И только одного я не принял в расчет. О чем же я забыл? Попробуйте догадаться, а я вам подскажу — это такая фигура. Ну-ка, отгадайте, только не ошибитесь. Квадрат? Нет. Круг? Нет. Треугольник? Нет. Овал? Нет. Вот послушайте, что я вам скажу. Это ведь совсем не такая фигура. Это бессмертная фигура. Тут вы и встали в туник и бессмертную фигуру отгадать не можете. Так-то. Почему же вы раньше об этом не сказали?
Да, я не принял в расчет как раз бессмертную фигуру. И это была фигура не мужчины, и не женщины, а ребенка. Девочки или мальчика? Мальчика. «Я, — ответил воробей, — луком и стрелой моей». Ну, теперь поняли?
Были мы в Ланкастере, и два вечера у меня все шло как нельзя лучше (хотя по чести должен сказать, что тамошнюю публику расшевелить нелегко). Фургоны я поставил на площади в самом конце улицы, где расположена «Гостиница Королевского Герба» мистера Слая. Странствующий Мимов Великан, а другими словами Пиклсон, тоже как раз подвизался в городе. И очень это все было благородно устроено. Никакого тебе ярмарочного балагана. Занавес из зеленой бязи в аукционном зале, а за ним — Пиклсон. Печатная афиша: «Вход только по билетам, за исключением гордости всякой просвещенной страны, свободной прессы. Воспитанникам школ и пансионов предоставляется скидка. Ничего, что могло бы вызвать румянец на щеках юности или оскорбить самый взыскательный вкус». И Мим в кассе из розового коленкора ругмя ругает нелюбознательную публику. А в лавках раздаются ученые афишки, что, дескать, историю Давида возможно понять, только поглядев на Пиклсона.
Вот я и пошел в этот аукционный зал, гляжу, а там пусто — одно эхо да плесень по стенам, да еще Пиклсон на красном половичке. Ну, а мне только этого и надо было, потому что хотел я ему сказать без посторонних ушей вот такие слова:
— Пиклсон, будучи обязан вам большим счастьем, я завещал вам пять фунтов стерлингов; но чтоб поменьше было хлопот, вот вам сейчас четыре фунта, если вы согласны, на чем и покончим с этим делом.
Пиклсон до этого сидел такой унылый, словно длинная римская свеча, которая никак не разжигается, но тут его верхняя оконечность сразу просияла, и он выразил свою благодарность прямо-таки с парламентским красноречием — то есть для него, разумеется.

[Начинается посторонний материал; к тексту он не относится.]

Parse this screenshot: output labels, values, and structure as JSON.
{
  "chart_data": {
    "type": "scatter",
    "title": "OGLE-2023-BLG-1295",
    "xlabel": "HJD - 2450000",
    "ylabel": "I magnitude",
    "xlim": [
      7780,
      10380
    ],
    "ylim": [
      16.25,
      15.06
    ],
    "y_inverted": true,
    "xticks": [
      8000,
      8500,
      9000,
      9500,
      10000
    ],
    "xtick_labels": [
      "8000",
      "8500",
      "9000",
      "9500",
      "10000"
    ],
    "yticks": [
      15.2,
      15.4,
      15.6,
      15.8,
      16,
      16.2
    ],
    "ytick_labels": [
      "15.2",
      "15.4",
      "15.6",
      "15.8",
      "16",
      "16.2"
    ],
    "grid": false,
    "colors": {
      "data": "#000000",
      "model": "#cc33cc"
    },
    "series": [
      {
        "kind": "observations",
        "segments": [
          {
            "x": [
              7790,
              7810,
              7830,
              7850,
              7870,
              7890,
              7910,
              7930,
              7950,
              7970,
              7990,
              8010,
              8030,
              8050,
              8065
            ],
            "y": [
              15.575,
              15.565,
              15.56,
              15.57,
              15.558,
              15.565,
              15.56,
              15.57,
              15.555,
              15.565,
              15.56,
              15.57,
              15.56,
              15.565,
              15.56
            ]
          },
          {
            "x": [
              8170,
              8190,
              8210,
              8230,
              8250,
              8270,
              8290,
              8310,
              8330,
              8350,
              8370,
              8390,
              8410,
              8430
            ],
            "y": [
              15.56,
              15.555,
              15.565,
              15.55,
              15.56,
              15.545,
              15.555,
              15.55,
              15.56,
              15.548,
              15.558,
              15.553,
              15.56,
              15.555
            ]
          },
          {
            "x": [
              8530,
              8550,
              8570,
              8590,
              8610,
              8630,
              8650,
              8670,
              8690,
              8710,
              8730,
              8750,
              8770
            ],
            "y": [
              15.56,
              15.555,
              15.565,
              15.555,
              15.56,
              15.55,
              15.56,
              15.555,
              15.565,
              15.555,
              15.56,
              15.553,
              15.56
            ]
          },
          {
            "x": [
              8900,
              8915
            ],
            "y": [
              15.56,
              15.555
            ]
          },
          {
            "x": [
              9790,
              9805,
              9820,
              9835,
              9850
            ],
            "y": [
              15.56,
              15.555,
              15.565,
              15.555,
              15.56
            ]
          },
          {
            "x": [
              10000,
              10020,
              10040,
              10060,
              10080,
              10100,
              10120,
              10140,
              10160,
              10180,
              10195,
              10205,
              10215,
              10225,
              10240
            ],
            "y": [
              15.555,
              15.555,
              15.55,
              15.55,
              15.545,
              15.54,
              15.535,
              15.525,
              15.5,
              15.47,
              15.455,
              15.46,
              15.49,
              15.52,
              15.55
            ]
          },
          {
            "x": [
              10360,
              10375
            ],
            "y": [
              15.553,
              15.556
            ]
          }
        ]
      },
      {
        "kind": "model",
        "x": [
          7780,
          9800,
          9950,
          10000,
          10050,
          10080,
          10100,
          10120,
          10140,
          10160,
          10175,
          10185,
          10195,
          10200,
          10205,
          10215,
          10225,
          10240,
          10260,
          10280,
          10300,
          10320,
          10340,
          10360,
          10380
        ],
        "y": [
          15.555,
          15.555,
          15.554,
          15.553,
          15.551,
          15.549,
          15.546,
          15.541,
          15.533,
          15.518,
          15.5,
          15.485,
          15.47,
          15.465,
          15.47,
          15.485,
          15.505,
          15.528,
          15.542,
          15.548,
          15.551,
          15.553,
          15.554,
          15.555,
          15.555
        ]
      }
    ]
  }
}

И затем сообщил мне о том, что Мим, когда его римские успехи кончились, хотел было сделать из него индейского великана, которого обратила на путь истинный Дочь Молочника. Однако Пиклсон, не будучи знаком с душеспасительной книжкой, названной в честь этой девицы, и не желая сочетать надувательства со своими серьезными взглядами, наотрез отказался. Вышел скандал, и бедняга лишился обычной порции пива. И пока мы с ним беседовали, все, о чем он рассказывал, подтверждалось яростным рычанием Мима в кассе, от которого великан начинал дрожать как осиновый лист.
Но нашего с вами дела в рассказе странствующего великана, а другими словами Пиклсона, касалось вот что:
— Доктор Мериголд (я передаю только его слова, а не то, как он тянул и мямлил), что это за молодой человек околачивается около ваших фургонов?
— Молодой человек? — удивленно говорю я, решив, что он имеет в виду Софи и по своей поврежденной циркуляции сказал не то.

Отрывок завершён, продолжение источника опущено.